Sporadic Charismatic

Sporadic Charismatic August 24, 2015

Quite by accident, I have stumbled across an excellent tool for scholarly analysis.

My source is the comic strip ZITS, by Jim Borgman and Jerry Scott, which focuses on the teenager Jeremy and his permanently exasperated parents. It is so agonizingly realistic that it must be based on a writer’s personal experience of parenthood.

In a recent strip, the mother complains that “That’s it! I’ve had it, Jeremy! Sometimes you’re so much fun to be around, and other times I don’t want to be in the same room with you!” As Jeremy tells his much-pierced friend, Pierce, “My mom called me a sporadic charismatic.” Pierce responds, “Critical, yet poetic. I respect that.”
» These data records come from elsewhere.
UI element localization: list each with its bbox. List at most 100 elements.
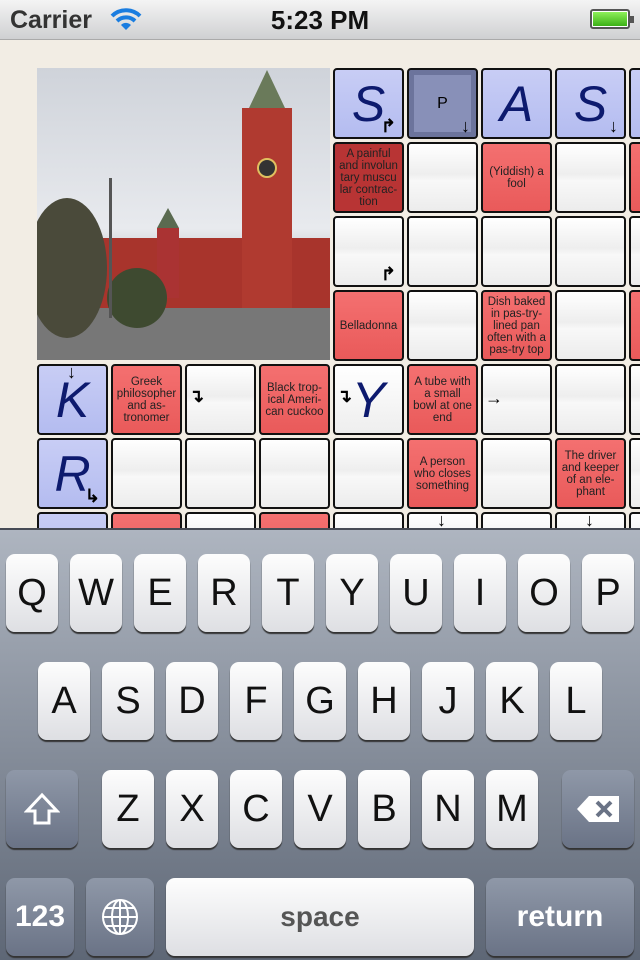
key-label: A	[51, 679, 77, 722]
key-k[interactable]: K	[486, 662, 538, 740]
globe-key[interactable]	[86, 878, 154, 956]
key-label: P	[595, 571, 621, 614]
answer-cell[interactable]	[111, 438, 182, 509]
key-label: return	[516, 900, 604, 933]
letter-cell[interactable]: S ↓	[555, 68, 626, 139]
key-label: K	[499, 679, 525, 722]
direction-arrow-icon: ↱	[380, 264, 396, 284]
key-label: X	[179, 787, 205, 830]
key-m[interactable]: M	[486, 770, 538, 848]
delete-key[interactable]	[562, 770, 634, 848]
return-key[interactable]: return	[486, 878, 634, 956]
key-label: L	[565, 679, 587, 722]
clue-cell[interactable]: A painful and involun tary muscu lar con…	[333, 142, 404, 213]
key-r[interactable]: R	[198, 554, 250, 632]
answer-cell[interactable]	[555, 216, 626, 287]
clue-cell[interactable]: p b	[629, 142, 640, 213]
backspace-icon	[577, 796, 619, 822]
answer-cell[interactable]	[333, 512, 404, 528]
key-l[interactable]: L	[550, 662, 602, 740]
answer-cell[interactable]	[629, 364, 640, 435]
key-z[interactable]: Z	[102, 770, 154, 848]
letter-cell[interactable]: R ↳	[37, 438, 108, 509]
letter-cell[interactable]	[629, 68, 640, 139]
answer-cell[interactable]	[407, 290, 478, 361]
key-n[interactable]: N	[422, 770, 474, 848]
answer-cell[interactable]	[185, 438, 256, 509]
answer-cell[interactable]: ↓	[555, 512, 626, 528]
key-j[interactable]: J	[422, 662, 474, 740]
clue-cell[interactable]: Black trop-ical Ameri-can cuckoo	[259, 364, 330, 435]
answer-cell[interactable]	[407, 142, 478, 213]
answer-cell[interactable]: ↴	[185, 364, 256, 435]
key-y[interactable]: Y	[326, 554, 378, 632]
key-f[interactable]: F	[230, 662, 282, 740]
clue-cell[interactable]: Greek philosopher and as-tronomer	[111, 364, 182, 435]
key-u[interactable]: U	[390, 554, 442, 632]
letter-cell[interactable]: K ↓	[37, 364, 108, 435]
numbers-key[interactable]: 123	[6, 878, 74, 956]
key-v[interactable]: V	[294, 770, 346, 848]
key-b[interactable]: B	[358, 770, 410, 848]
key-h[interactable]: H	[358, 662, 410, 740]
answer-cell[interactable]	[481, 216, 552, 287]
key-t[interactable]: T	[262, 554, 314, 632]
answer-cell[interactable]	[555, 290, 626, 361]
letter-cell[interactable]: A	[481, 68, 552, 139]
key-x[interactable]: X	[166, 770, 218, 848]
answer-cell[interactable]	[481, 512, 552, 528]
shift-arrow-icon	[24, 792, 60, 825]
key-label: G	[305, 679, 335, 722]
clue-cell[interactable]: A person who closes something	[407, 438, 478, 509]
key-e[interactable]: E	[134, 554, 186, 632]
letter-cell[interactable]: S ↱	[333, 68, 404, 139]
key-c[interactable]: C	[230, 770, 282, 848]
clue-cell[interactable]	[629, 290, 640, 361]
clue-cell[interactable]: (Yiddish) a fool	[481, 142, 552, 213]
key-p[interactable]: P	[582, 554, 634, 632]
clue-cell[interactable]: A tube with a small bowl at one end	[407, 364, 478, 435]
direction-arrow-icon: ↳	[84, 486, 100, 506]
key-g[interactable]: G	[294, 662, 346, 740]
letter-cell[interactable]: Y ↴	[333, 364, 404, 435]
letter-cell[interactable]: P ↓	[407, 68, 478, 139]
status-bar: Carrier 5:23 PM	[0, 0, 640, 40]
key-label: 123	[14, 900, 66, 933]
answer-cell[interactable]	[629, 512, 640, 528]
cell-text: Black trop-ical Ameri-can cuckoo	[265, 381, 324, 418]
cell-text: A tube with a small bowl at one end	[413, 375, 472, 424]
key-o[interactable]: O	[518, 554, 570, 632]
answer-cell[interactable]	[629, 438, 640, 509]
answer-cell[interactable]	[481, 438, 552, 509]
answer-cell[interactable]: ↓	[407, 512, 478, 528]
key-q[interactable]: Q	[6, 554, 58, 632]
clue-cell[interactable]: S	[259, 512, 330, 528]
answer-cell[interactable]	[555, 142, 626, 213]
key-s[interactable]: S	[102, 662, 154, 740]
answer-cell[interactable]	[259, 438, 330, 509]
answer-cell[interactable]: →	[481, 364, 552, 435]
globe-icon	[102, 899, 138, 935]
clue-cell[interactable]: A	[111, 512, 182, 528]
key-label: B	[371, 787, 397, 830]
letter-cell[interactable]	[37, 512, 108, 528]
key-a[interactable]: A	[38, 662, 90, 740]
answer-cell[interactable]	[407, 216, 478, 287]
direction-arrow-icon: ↓	[585, 512, 594, 528]
space-key[interactable]: space	[166, 878, 474, 956]
key-label: T	[276, 571, 300, 614]
answer-cell[interactable]	[333, 438, 404, 509]
key-w[interactable]: W	[70, 554, 122, 632]
answer-cell[interactable]	[555, 364, 626, 435]
clue-cell[interactable]: The driver and keeper of an ele-phant	[555, 438, 626, 509]
key-d[interactable]: D	[166, 662, 218, 740]
shift-key[interactable]	[6, 770, 78, 848]
answer-cell[interactable]	[629, 216, 640, 287]
clue-cell[interactable]: Belladonna	[333, 290, 404, 361]
key-i[interactable]: I	[454, 554, 506, 632]
answer-cell[interactable]	[185, 512, 256, 528]
answer-cell[interactable]: ↱	[333, 216, 404, 287]
cell-text: P	[437, 94, 448, 112]
direction-arrow-icon: →	[485, 388, 503, 408]
clue-cell[interactable]: Dish baked in pas-try-lined pan often wi…	[481, 290, 552, 361]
Sporadic charismatic. That’s actually an awfully learned reference. If you google the phrase, you will find a number of intriguing examples from diverse scholarly literatures – on Pentecostalism, on ancient Hebrew prophecy, even the Book of Judges. Following up those references is actually interesting and worthwhile in its own right.

But perhaps the term works best when we look at contemporary global religious statistics. Scholars today place believers worldwide in a number of different categories – evangelical, charismatic, Pentecostal (with both large and small P). The term ECP – Evangelical/Charismatic Protestant – is quite common. The problem is that these labels are not hard and fast, and in terms of their lived religion, people float between those practices according to need and occasion. In Latin America, famously, the term evangélico usually refers to what North Americans would call a Pentecostal.
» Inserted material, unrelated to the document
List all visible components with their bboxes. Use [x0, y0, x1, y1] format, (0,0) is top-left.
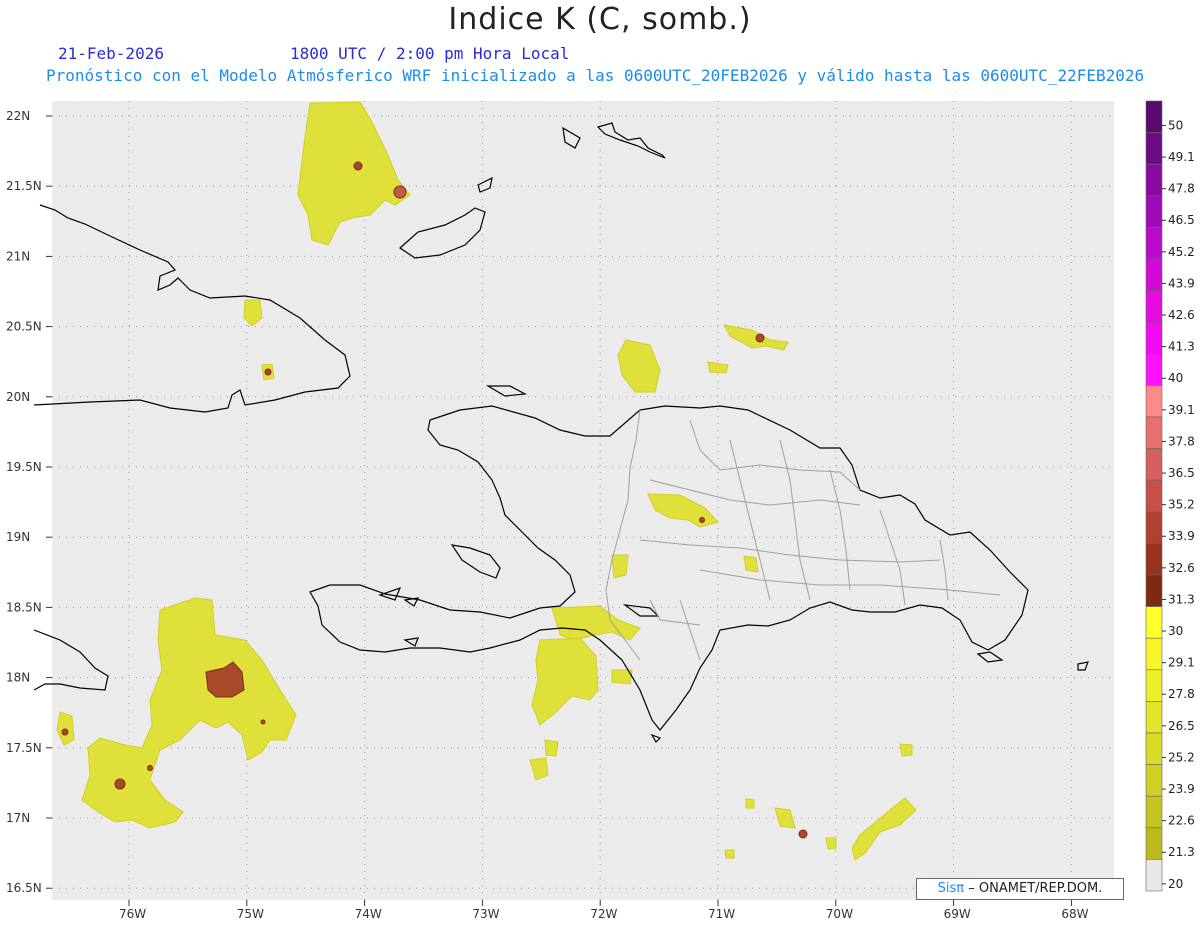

On occasion, members of “mainline” churches also use charismatic practices. Quite apart  from Catholic charismatics, who run into the tens of millions, Anglicans, Lutherans and other Christians sometimes do and say things that might strike observers as charismatic, although they do not primarily define themselves according to that label.

Depending on culture and denomination, many Christian believers sometimes use charismatic and Pentecostal practices, although those do not define their Christian identity, and we should never pretend that they do. One passing episode of glossolalia does not a Pentecostal make. Nor does a single healing. Such believers are indeed sporadic charismatics, and we should explore that provocative concept and its implications.

It’s an obvious point, but one that often gets elided in discussions of denominations: no hard and fast line separates charismatic/Pentecostal believers from other Christians. There is no frontier to cross. Or if there is, people cross it quite freely and, well, sporadically.

Perhaps the principle can also be applied usefully to celebrated historical revivals and awakenings in the English-speaking world. So was this a charismatic movement? No, but it was definitely sporadic charismatic.

Thank you, ZITS, for the ideas. Critical, yet poetic. I respect that.